The edecob package can detect sustained change in digital biomarker data. We account for noise using an autoregressive model and use confidence bounds to detect the change.
library(edecob)
# Let us examine the example_data dataset
head(example_data, 3)
#> subject study_day jump_height detect_lower detect_upper
#> 1 Subject 1 1 55.60844 -Inf 54.41227
#> 2 Subject 1 4 57.77688 -Inf 54.41227
#> 3 Subject 1 7 57.59584 -Inf 54.41227
# We apply the main fuction of the package onto our example_data
example_event <- edecob(example_data, med_win = c(-21,21), bt_tot_rep = 50,
min_change_dur = 50)
#> Warning in edecob(example_data, med_win = c(-21, 21), bt_tot_rep = 50,
#> min_change_dur = 50) :
#> Removing rows where value is NA
names(example_event)
#> [1] "Subject 1" "Subject 2" "Subject 3" "event_info"

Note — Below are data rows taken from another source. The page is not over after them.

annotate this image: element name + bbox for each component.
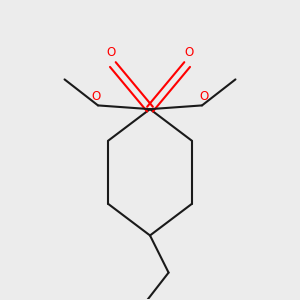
Text: O: O [106, 46, 116, 59]
Text: O: O [92, 90, 101, 103]
Text: O: O [199, 90, 208, 103]
Text: O: O [184, 46, 194, 59]
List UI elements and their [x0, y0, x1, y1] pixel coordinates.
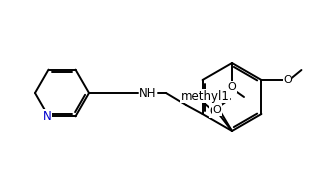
Text: O: O — [209, 105, 219, 117]
Text: O: O — [213, 105, 221, 115]
Text: methyl1: methyl1 — [181, 90, 230, 102]
Text: N: N — [43, 110, 52, 123]
Text: NH: NH — [139, 87, 157, 100]
Text: O: O — [283, 75, 292, 85]
Text: O: O — [228, 82, 236, 92]
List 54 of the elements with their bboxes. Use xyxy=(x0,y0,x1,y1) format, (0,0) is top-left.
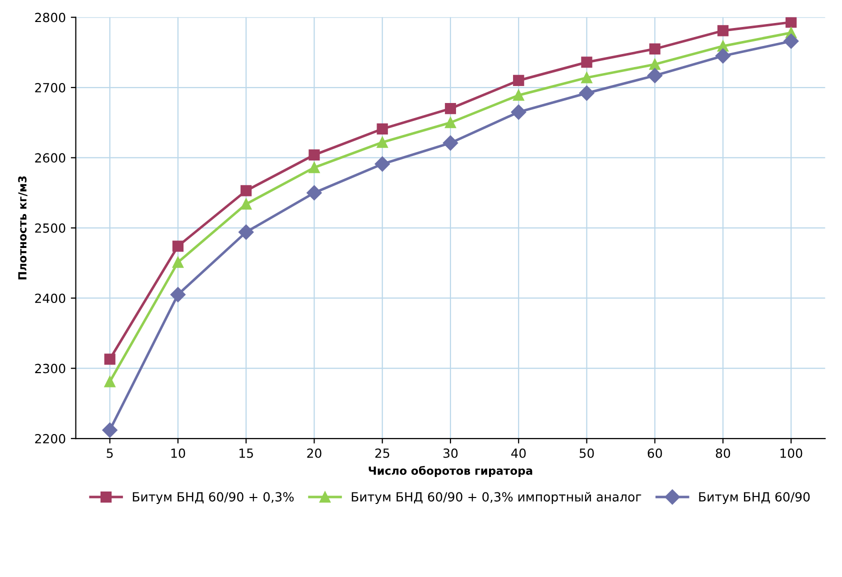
point xyxy=(240,185,252,196)
point xyxy=(308,149,320,160)
point xyxy=(104,376,116,388)
y-tick-label: 2400 xyxy=(35,294,66,304)
point xyxy=(784,34,799,49)
legend-label: Битум БНД 60/90 + 0,3% xyxy=(132,492,294,504)
point xyxy=(513,90,524,101)
point xyxy=(647,68,662,84)
y-tick-label: 2300 xyxy=(35,364,66,374)
x-tick-label: 5 xyxy=(106,448,113,458)
point xyxy=(444,103,456,114)
point xyxy=(172,256,184,268)
legend-label: Битум БНД 60/90 + 0,3% импортный аналог xyxy=(352,492,642,504)
point xyxy=(581,72,592,84)
x-tick-label: 15 xyxy=(240,448,253,458)
point xyxy=(579,86,594,101)
x-tick-label: 30 xyxy=(443,448,458,458)
point xyxy=(715,48,731,64)
point xyxy=(581,56,592,68)
x-tick-label: 20 xyxy=(307,448,322,458)
point xyxy=(513,74,524,86)
point xyxy=(444,117,456,128)
point xyxy=(104,354,116,365)
point xyxy=(442,135,458,151)
x-tick-label: 60 xyxy=(648,448,662,458)
y-tick-label: 2200 xyxy=(35,434,66,444)
x-tick-label: 10 xyxy=(171,448,186,458)
point xyxy=(308,162,320,174)
y-tick-label: 2700 xyxy=(35,82,66,92)
point xyxy=(649,43,660,54)
point xyxy=(376,136,388,148)
point xyxy=(240,198,252,210)
point xyxy=(376,123,388,134)
x-tick-label: 100 xyxy=(780,448,802,458)
x-tick-label: 50 xyxy=(580,448,594,458)
x-tick-label: 80 xyxy=(716,448,730,458)
y-tick-label: 2600 xyxy=(35,153,66,163)
y-tick-label: 2800 xyxy=(35,12,66,22)
point xyxy=(649,58,660,70)
point xyxy=(306,185,322,200)
point xyxy=(172,240,184,252)
point xyxy=(374,156,390,172)
point xyxy=(786,17,797,28)
point xyxy=(170,287,186,302)
x-axis-title: Число оборотов гиратора xyxy=(368,466,532,478)
point xyxy=(238,224,254,240)
point xyxy=(717,25,729,36)
point xyxy=(511,104,526,120)
point xyxy=(102,422,118,438)
y-axis-title: Плотность кг/м3 xyxy=(18,176,28,280)
x-tick-label: 25 xyxy=(375,448,390,458)
legend-label: Битум БНД 60/90 xyxy=(699,492,810,504)
y-tick-label: 2500 xyxy=(35,223,66,233)
x-tick-label: 40 xyxy=(511,448,526,458)
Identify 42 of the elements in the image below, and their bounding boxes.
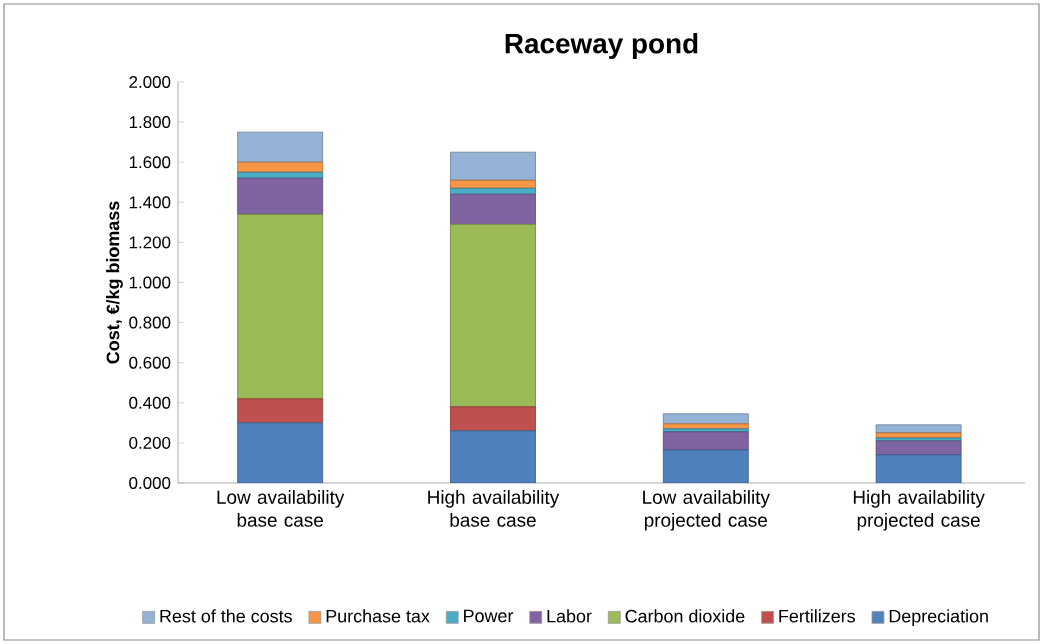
x-tick-label: High availability projected case xyxy=(853,490,985,531)
y-tick-label: 1.000 xyxy=(129,276,171,289)
bar xyxy=(450,223,536,408)
bar xyxy=(450,430,536,483)
bar xyxy=(237,398,324,424)
y-tick-label: 0.200 xyxy=(129,436,171,449)
bar xyxy=(237,131,324,163)
legend-label: Rest of the costs xyxy=(160,609,292,623)
y-tick-label: 0.400 xyxy=(129,396,171,409)
legend-label: Depreciation xyxy=(889,609,988,627)
y-axis-title: Cost, €/kg biomass xyxy=(106,201,123,364)
y-tick-label: 0.600 xyxy=(129,356,171,369)
y-tick-label: 1.800 xyxy=(129,116,171,129)
y-tick-label: 1.400 xyxy=(129,196,171,209)
legend-label: Power xyxy=(464,609,514,623)
x-tick-label: Low availability projected case xyxy=(643,490,770,531)
legend-label: Carbon dioxide xyxy=(625,609,745,623)
bar xyxy=(875,424,962,434)
x-tick-label: High availability base case xyxy=(428,490,560,527)
y-tick-label: 2.000 xyxy=(129,76,171,88)
bar xyxy=(875,440,962,456)
bar xyxy=(662,431,749,451)
bar xyxy=(237,177,324,215)
x-tick-label: Low availability base case xyxy=(217,490,345,527)
bar xyxy=(875,454,962,483)
legend-label: Labor xyxy=(547,609,592,623)
y-tick-label: 0.800 xyxy=(129,316,171,329)
bar xyxy=(237,161,324,173)
legend-label: Purchase tax xyxy=(326,609,430,623)
chart-title: Raceway pond xyxy=(505,32,698,59)
bar xyxy=(237,213,324,400)
legend-label: Fertilizers xyxy=(779,609,855,623)
bar xyxy=(450,193,536,225)
bar xyxy=(450,179,536,189)
bar xyxy=(450,151,536,181)
bar xyxy=(237,422,324,483)
bar xyxy=(450,406,536,432)
bar xyxy=(662,449,749,483)
bar xyxy=(662,413,749,425)
y-tick-label: 1.600 xyxy=(129,156,171,169)
y-tick-label: 0.000 xyxy=(129,477,171,489)
y-tick-label: 1.200 xyxy=(129,236,171,249)
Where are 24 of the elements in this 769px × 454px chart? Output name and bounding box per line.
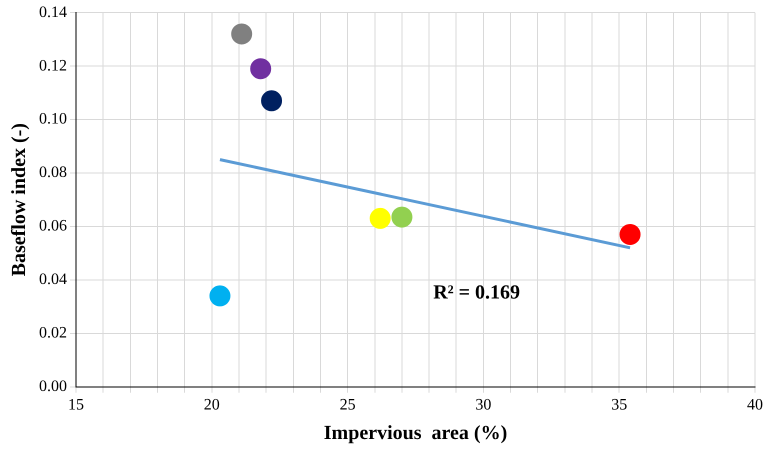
x-tick-label: 35	[611, 396, 628, 414]
point	[231, 23, 252, 44]
y-tick-label: 0.14	[39, 4, 67, 21]
x-tick-label: 30	[475, 396, 492, 414]
x-tick-label: 40	[747, 396, 763, 414]
point	[209, 285, 230, 306]
point	[391, 206, 412, 228]
x-tick-label: 20	[204, 396, 220, 414]
point	[261, 90, 282, 112]
annotation: R² = 0.169	[433, 281, 520, 304]
y-axis-title: Baseflow index (-)	[8, 123, 30, 276]
y-tick-label: 0.02	[39, 324, 67, 342]
point	[620, 224, 641, 245]
x-tick-label: 15	[68, 396, 84, 414]
y-tick-label: 0.12	[39, 57, 67, 74]
y-tick-label: 0.08	[39, 164, 67, 182]
x-tick-label: 25	[340, 396, 356, 414]
y-tick-label: 0.00	[39, 378, 67, 396]
x-axis-title: Impervious area (%)	[324, 422, 508, 444]
point	[370, 208, 391, 229]
point	[250, 58, 272, 80]
y-tick-label: 0.06	[39, 218, 67, 235]
y-tick-label: 0.04	[39, 271, 67, 288]
y-tick-label: 0.10	[39, 110, 67, 128]
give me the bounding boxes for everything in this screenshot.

# example_event contains the event data for each source
plot(example_event$`Subject 1`)
plot(example_event$`Subject 2`)
plot(example_event$`Subject 3`)
# example_event also contains a data frame containing the event information for all patients
example_event$event_info
#> event_detected event_onset event_duration event_stop
#> Subject 1 TRUE 169 87 TRUE
#> Subject 2 TRUE 205 51 TRUE
#> Subject 3 FALSE 306 38 FALSE
# Using this data frame, we can draw a survival plot
library("survival")
plot(survfit(Surv(time = event_onset, event = event_detected) ~ 1,
data = example_event$event_info),
conf.int = FALSE, xlim = c(0,350), ylim = c(0,1), mark.time = TRUE,
xlab = "Study Day", ylab = "Survival Probability", main = "Survival plot")
Methodology based on Bühlmann, P. (1998). Sieve Bootstrap for Smoothing in Nonstationary Time Series. The Annals of Statistics, 26(1), 48-83.